For those who don't need technical support there's a third "Essential" level that offers no support but supplies kernel live patches and security fixes for system services and libraries, including OpenStack, Kubernetes, Ceph, SWIFT, and some infrastructure management and operations capabilities.

Canonical CEO Mark Shuttleworth indicated in a statement that lower-priced and simplified support was made possible by a recent uptick in the number of Ubuntu support customers.

"A surge of customers adding Ubuntu to their list of officially supported operating systems has given us the volume to simplify our infrastructure security and support offering and lower the average cost per machine even further," he said.

Monetizing the Most Used Server OS

There's probably more to the story, however. The essence of this move seems to be to help monetize Ubuntu instances running without support contracts on public clouds.

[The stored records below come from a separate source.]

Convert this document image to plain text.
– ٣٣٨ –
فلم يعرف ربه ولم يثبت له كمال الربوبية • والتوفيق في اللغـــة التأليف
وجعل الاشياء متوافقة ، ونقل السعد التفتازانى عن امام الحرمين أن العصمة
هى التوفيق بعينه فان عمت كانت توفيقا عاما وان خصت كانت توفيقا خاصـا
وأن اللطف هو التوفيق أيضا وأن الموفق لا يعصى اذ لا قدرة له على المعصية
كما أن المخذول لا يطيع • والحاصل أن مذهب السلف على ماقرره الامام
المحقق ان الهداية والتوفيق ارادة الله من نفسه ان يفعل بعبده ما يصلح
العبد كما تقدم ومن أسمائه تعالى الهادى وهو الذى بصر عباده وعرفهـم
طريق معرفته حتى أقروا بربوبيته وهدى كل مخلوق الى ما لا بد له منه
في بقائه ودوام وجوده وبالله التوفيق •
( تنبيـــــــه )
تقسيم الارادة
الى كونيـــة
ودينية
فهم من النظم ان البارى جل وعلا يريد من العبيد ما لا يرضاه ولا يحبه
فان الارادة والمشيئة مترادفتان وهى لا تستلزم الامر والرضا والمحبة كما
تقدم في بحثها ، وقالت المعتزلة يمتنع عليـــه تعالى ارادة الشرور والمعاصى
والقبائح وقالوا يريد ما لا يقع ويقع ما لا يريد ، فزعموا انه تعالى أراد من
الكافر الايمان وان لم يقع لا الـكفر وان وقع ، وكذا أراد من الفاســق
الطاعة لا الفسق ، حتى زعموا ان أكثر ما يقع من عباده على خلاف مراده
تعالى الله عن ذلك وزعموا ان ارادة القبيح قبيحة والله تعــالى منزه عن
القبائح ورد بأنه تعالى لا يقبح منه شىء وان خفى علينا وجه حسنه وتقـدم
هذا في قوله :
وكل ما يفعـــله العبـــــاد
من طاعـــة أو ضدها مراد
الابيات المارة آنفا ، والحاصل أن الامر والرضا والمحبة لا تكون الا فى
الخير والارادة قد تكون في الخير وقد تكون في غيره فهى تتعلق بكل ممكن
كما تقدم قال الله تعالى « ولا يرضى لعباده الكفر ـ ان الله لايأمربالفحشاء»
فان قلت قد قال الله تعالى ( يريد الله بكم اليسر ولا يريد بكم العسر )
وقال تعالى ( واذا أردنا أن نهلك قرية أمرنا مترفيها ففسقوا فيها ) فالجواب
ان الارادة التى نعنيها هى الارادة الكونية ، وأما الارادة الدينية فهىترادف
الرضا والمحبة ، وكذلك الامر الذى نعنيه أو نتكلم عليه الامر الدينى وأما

Unlike Red Hat and SUSE, instances of Ubuntu can be spun up in public clouds without a support contract, and the free use of Ubuntu on Amazon Web Services and the like has made this Linux distribution by far the most used server operating system on the planet. The problem is that being number-one while you're giving it away for free doesn't pay the rent.

It's not known how many AWS cloud users are paying for support (Canonical is privately held and doesn't release financial figures), but most industry insiders think that number to be very low. Most estimates put the company's annual revenue at about $90 million.

What is known is that at last week's Open Infrastructure Summit in Denver, Shuttleworth said one of the goals he'll need to reach before he can launch an IPO for Canonical is "$200 million plus in revenue," ZDNet reported. Even at that figure, Canonical will be far behind both Red Hat, with revenue of over $3 billion, and SUSE, with an estimated revenue of nearly $400 million.

In addition to support, Ubuntu Advantage for Infrastructure has a managed infrastructure offering for DevOps teams who'd like to concentrate on their deployment pipelines instead of data center maintenance. This includes fully managed OpenStack; fully managed Kubernetes on bare metal, OpenStack, VMware and public clouds; and fully managed storage infrastructure.